After I went through a breakup and I was living alone, battling depression and PTSD I found comfort in food – which led to weight gain. At the time of my breakup, I had reached one of the lowest weights I had ever been, my BMI was considered underweight and I didn’t look or feel well, so finding enjoyment in food was not a bad thing.

I gradually started to eat in a healthier and more consistent way, no longer weighing myself or focusing on numbers, just enjoying my new passion for food, cooking and eating out, allowing myself to gain weight and actually reach a healthier size.

What no one tells you about eating disorders is that sometimes, the time when you’re suffering isn’t the hardest part. I used to feel happy the smaller and lighter I got, the slimmer I was, the better I felt. For me, recovering was the harder journey. Putting weight on was a tougher battle than losing it and that was such an odd concept to get my head round.

I spent a lot of time resenting myself for allowing myself to put weight on, despite it being something I had to do for my own health. I couldn’t carry on living the way I was or I would’ve become severely ill; I was constantly under the weather, my periods just weren’t happening, my face looked gaunt, I could not have carried on that way – gaining weight stopped me becoming seriously in danger.

Although I have always known this deep down, watching yourself go from a size you thought was the most socially acceptable and desirable to a totally different shape and size is a difficult transition. I watched myself gain weight, change shape, look different in clothes and although I feel healthier than ever, I still struggle sometimes to be ok with this change.

However, I have recently tried to embrace my new imperfections.
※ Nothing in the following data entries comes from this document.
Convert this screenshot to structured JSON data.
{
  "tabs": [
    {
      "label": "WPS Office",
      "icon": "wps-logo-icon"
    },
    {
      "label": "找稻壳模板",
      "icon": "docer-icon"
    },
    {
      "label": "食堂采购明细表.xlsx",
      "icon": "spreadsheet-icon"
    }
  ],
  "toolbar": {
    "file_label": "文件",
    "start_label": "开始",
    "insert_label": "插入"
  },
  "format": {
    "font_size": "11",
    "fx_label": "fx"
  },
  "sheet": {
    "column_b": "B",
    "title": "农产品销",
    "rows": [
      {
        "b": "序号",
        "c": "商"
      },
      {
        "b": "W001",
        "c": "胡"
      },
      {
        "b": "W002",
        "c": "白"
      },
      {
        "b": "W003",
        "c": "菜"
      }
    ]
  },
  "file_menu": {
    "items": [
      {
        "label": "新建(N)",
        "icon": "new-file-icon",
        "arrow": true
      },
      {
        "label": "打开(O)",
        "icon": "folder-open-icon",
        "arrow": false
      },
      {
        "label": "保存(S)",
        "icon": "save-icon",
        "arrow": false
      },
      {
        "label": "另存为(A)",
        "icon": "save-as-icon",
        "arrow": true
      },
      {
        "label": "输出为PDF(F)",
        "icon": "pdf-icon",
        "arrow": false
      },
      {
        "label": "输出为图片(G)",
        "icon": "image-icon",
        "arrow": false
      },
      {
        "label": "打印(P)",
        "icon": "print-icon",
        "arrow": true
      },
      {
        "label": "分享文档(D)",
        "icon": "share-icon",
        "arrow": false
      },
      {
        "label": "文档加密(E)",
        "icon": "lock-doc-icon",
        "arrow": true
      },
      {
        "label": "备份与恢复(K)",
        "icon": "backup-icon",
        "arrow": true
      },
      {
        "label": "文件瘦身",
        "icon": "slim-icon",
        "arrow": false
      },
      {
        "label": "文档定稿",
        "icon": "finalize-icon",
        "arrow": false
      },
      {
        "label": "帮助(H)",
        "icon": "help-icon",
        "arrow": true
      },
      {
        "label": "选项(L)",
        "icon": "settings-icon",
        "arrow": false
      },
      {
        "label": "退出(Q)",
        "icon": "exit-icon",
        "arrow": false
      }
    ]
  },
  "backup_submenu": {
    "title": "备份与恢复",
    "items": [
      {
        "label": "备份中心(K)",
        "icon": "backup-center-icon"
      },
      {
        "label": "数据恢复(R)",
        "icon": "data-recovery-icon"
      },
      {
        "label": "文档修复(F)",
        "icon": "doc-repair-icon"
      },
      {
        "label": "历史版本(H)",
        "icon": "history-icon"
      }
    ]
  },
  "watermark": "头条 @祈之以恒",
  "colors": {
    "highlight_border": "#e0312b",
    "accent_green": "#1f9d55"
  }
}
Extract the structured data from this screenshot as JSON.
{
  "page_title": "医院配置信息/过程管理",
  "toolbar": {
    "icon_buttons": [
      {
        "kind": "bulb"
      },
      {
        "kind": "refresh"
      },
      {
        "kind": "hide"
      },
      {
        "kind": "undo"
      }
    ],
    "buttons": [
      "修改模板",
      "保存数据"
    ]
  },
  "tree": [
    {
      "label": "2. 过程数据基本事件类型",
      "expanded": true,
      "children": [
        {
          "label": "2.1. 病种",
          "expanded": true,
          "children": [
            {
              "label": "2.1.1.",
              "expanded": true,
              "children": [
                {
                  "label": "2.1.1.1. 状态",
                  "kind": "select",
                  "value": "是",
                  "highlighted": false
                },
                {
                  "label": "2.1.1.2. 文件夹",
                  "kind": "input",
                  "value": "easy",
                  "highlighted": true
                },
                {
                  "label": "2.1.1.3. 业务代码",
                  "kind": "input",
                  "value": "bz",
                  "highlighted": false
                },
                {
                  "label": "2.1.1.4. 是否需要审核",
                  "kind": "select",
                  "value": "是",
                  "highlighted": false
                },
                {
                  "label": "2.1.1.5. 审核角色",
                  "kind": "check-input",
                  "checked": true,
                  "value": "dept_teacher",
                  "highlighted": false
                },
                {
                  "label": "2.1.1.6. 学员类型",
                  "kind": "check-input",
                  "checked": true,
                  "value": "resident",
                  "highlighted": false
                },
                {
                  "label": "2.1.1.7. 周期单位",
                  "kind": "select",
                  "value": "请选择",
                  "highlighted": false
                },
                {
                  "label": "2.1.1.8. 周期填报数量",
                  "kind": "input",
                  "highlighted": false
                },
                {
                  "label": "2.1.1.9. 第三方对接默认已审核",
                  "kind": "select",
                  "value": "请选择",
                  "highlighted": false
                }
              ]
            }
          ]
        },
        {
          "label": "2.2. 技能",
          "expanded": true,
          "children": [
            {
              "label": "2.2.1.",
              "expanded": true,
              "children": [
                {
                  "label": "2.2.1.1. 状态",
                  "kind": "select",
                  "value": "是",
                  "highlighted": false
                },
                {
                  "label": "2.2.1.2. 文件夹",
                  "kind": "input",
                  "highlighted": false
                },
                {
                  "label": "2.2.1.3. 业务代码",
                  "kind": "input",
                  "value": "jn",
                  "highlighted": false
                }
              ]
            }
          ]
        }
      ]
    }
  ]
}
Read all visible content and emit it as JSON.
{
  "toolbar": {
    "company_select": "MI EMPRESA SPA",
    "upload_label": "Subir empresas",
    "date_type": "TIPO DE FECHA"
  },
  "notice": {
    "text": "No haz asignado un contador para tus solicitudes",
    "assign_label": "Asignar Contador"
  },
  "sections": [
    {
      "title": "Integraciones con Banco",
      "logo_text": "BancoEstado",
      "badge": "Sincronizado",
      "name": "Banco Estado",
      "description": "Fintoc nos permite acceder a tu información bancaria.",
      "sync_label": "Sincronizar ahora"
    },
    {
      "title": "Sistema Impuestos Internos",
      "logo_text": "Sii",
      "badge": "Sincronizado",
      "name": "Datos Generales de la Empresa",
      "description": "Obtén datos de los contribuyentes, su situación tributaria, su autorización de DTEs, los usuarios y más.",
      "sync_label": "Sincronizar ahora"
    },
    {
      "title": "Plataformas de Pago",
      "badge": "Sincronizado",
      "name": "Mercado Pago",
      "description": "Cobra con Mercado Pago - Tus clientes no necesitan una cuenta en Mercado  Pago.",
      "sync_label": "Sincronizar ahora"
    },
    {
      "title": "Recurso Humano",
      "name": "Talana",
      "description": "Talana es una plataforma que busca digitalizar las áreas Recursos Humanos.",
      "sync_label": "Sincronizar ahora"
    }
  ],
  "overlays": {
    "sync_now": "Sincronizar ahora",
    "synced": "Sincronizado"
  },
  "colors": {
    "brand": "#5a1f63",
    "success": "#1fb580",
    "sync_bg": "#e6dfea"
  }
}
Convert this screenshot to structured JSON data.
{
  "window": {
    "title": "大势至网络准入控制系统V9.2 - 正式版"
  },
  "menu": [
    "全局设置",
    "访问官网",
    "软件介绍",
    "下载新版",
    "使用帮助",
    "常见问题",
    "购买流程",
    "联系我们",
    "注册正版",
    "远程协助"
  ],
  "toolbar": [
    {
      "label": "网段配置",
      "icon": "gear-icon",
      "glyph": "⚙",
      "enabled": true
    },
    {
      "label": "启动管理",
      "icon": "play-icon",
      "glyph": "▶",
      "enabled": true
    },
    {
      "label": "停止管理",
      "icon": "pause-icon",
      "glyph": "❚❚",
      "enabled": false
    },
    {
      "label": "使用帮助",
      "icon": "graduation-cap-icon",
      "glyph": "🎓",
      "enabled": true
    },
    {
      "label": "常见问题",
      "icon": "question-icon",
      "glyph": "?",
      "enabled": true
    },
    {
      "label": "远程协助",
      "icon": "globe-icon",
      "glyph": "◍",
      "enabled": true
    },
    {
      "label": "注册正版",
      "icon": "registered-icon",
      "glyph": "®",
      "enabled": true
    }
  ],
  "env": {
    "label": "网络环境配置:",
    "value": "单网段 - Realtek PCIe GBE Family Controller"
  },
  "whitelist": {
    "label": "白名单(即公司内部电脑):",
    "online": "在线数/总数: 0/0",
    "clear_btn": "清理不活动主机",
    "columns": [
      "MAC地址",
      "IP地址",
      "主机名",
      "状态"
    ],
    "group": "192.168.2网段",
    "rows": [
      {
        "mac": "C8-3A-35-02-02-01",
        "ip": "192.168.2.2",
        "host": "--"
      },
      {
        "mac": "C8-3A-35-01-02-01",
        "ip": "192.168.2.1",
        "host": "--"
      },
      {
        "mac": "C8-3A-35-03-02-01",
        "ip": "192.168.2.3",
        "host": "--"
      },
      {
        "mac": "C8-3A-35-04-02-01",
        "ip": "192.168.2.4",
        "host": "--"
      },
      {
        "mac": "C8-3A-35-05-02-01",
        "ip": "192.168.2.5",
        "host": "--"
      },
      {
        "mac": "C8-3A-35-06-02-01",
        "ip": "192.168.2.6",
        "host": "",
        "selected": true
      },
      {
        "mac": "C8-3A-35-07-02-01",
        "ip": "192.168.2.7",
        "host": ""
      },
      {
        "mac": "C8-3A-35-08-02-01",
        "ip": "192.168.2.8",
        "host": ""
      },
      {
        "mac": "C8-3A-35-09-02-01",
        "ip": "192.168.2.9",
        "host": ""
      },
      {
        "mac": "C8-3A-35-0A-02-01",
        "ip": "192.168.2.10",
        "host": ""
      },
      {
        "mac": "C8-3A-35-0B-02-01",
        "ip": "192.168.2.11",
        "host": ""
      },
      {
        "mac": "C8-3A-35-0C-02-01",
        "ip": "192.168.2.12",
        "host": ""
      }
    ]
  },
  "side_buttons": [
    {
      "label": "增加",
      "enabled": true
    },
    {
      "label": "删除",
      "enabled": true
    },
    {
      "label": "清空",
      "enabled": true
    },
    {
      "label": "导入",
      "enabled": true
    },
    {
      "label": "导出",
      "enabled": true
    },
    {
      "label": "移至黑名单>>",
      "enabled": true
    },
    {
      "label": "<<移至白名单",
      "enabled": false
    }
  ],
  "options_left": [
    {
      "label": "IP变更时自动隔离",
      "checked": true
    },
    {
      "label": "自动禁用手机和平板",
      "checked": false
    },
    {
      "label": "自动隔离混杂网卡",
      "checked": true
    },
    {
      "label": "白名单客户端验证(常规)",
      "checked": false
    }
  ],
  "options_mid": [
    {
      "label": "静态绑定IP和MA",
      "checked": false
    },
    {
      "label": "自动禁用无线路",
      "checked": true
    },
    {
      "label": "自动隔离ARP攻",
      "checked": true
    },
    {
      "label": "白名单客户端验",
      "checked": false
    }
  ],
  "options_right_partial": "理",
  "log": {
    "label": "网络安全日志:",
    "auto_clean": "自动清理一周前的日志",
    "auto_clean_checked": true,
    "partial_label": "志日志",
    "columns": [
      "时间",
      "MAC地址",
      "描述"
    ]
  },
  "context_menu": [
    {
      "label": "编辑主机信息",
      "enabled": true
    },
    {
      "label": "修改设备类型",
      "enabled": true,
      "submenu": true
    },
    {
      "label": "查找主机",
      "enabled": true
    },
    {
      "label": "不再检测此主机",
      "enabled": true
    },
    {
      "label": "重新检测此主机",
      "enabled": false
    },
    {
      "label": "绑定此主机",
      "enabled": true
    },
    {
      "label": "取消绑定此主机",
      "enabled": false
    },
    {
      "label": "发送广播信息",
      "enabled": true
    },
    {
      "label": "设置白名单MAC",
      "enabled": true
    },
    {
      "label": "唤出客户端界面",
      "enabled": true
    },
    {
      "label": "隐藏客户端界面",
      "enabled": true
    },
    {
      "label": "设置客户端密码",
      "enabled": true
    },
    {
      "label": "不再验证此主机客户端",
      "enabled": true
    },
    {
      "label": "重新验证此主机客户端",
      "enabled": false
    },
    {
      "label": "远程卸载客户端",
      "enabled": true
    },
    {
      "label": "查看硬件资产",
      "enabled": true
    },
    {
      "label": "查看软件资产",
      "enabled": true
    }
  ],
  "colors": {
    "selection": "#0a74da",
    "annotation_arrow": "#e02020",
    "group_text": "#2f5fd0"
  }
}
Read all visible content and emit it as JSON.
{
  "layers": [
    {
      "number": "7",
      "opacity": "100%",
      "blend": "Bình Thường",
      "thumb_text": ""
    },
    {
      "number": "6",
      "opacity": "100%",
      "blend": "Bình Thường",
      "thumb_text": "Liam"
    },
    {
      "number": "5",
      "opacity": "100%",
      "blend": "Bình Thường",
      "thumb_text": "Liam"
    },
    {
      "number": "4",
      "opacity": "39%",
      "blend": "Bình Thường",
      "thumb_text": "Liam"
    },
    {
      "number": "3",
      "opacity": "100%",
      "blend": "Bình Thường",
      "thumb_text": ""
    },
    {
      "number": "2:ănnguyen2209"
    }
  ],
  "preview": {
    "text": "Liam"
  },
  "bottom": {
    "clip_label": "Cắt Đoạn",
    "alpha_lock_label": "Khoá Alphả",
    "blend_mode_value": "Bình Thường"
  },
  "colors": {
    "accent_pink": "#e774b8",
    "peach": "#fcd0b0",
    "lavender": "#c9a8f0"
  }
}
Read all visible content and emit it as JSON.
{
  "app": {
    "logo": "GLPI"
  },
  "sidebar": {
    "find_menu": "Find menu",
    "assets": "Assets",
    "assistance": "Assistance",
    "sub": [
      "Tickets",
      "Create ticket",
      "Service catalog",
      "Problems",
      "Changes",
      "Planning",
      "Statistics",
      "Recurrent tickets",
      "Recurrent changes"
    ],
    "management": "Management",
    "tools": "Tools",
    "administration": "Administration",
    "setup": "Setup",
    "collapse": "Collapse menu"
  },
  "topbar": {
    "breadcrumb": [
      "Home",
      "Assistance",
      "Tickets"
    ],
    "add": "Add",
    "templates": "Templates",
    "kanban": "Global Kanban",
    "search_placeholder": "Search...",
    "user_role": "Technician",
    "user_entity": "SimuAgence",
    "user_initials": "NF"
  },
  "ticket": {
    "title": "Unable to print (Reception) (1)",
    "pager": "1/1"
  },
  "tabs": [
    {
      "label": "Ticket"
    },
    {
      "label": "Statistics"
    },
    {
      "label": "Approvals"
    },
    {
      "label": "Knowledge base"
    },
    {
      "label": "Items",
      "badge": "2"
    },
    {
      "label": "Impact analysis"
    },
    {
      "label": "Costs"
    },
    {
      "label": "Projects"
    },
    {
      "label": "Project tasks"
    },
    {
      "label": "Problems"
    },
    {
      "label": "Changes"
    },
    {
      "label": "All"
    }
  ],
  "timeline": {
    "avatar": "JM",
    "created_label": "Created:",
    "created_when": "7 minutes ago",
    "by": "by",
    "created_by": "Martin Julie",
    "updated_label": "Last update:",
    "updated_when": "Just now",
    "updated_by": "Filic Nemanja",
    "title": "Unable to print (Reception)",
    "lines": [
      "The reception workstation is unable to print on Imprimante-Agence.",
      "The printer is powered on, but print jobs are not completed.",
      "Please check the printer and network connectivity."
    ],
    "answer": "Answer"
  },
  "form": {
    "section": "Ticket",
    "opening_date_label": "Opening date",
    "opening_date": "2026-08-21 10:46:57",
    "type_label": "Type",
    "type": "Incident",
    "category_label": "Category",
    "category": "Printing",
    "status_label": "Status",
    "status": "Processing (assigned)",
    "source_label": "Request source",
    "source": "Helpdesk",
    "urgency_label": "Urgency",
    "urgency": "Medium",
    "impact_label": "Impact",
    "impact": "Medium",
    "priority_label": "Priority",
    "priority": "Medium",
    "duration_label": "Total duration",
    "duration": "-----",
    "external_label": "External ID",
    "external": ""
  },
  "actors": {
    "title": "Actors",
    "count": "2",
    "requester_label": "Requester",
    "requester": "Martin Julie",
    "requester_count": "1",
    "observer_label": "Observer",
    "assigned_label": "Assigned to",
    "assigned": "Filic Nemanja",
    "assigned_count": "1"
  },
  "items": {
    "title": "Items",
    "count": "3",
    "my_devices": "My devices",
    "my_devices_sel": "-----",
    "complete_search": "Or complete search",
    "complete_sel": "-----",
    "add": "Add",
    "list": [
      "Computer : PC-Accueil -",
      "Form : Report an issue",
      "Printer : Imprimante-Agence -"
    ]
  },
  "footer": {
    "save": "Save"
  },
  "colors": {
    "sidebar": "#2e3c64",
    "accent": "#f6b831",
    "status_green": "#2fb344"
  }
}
I now have stretch marks and cellulite, things I never had during my days of suffering terribly with disordered eating, something I sometimes wish I could go back to but then I remember, I’m alive and if it wasn’t for gaining the weight that has brought with it these stretch marks and this cellulite, I might not have been.

It’s so easy to hate our bodies, not appreciate what they do for us but when you’ve subjected your body to starvation and struggle the way I did and are still standing, in a now healthy and functioning body, with just a few stretch marks and a bit of cellulite as a reminder, there’s a lot to be grateful for.

It amazes me the way my body bounced back, how it managed to go back to functioning normally with no permanent damage after not being nourished properly for so long, so I am starting to consistently remind myself that if all I have as a lasting effect from that traumatic time is some stretch marks and some cellulite, then I am so incredibly lucky.

Always see the good in whatever you don’t like about your body because your body, whatever it looks like, is doing incredible things for you every day and that should be one of the things we are most grateful for, yet so often aren’t.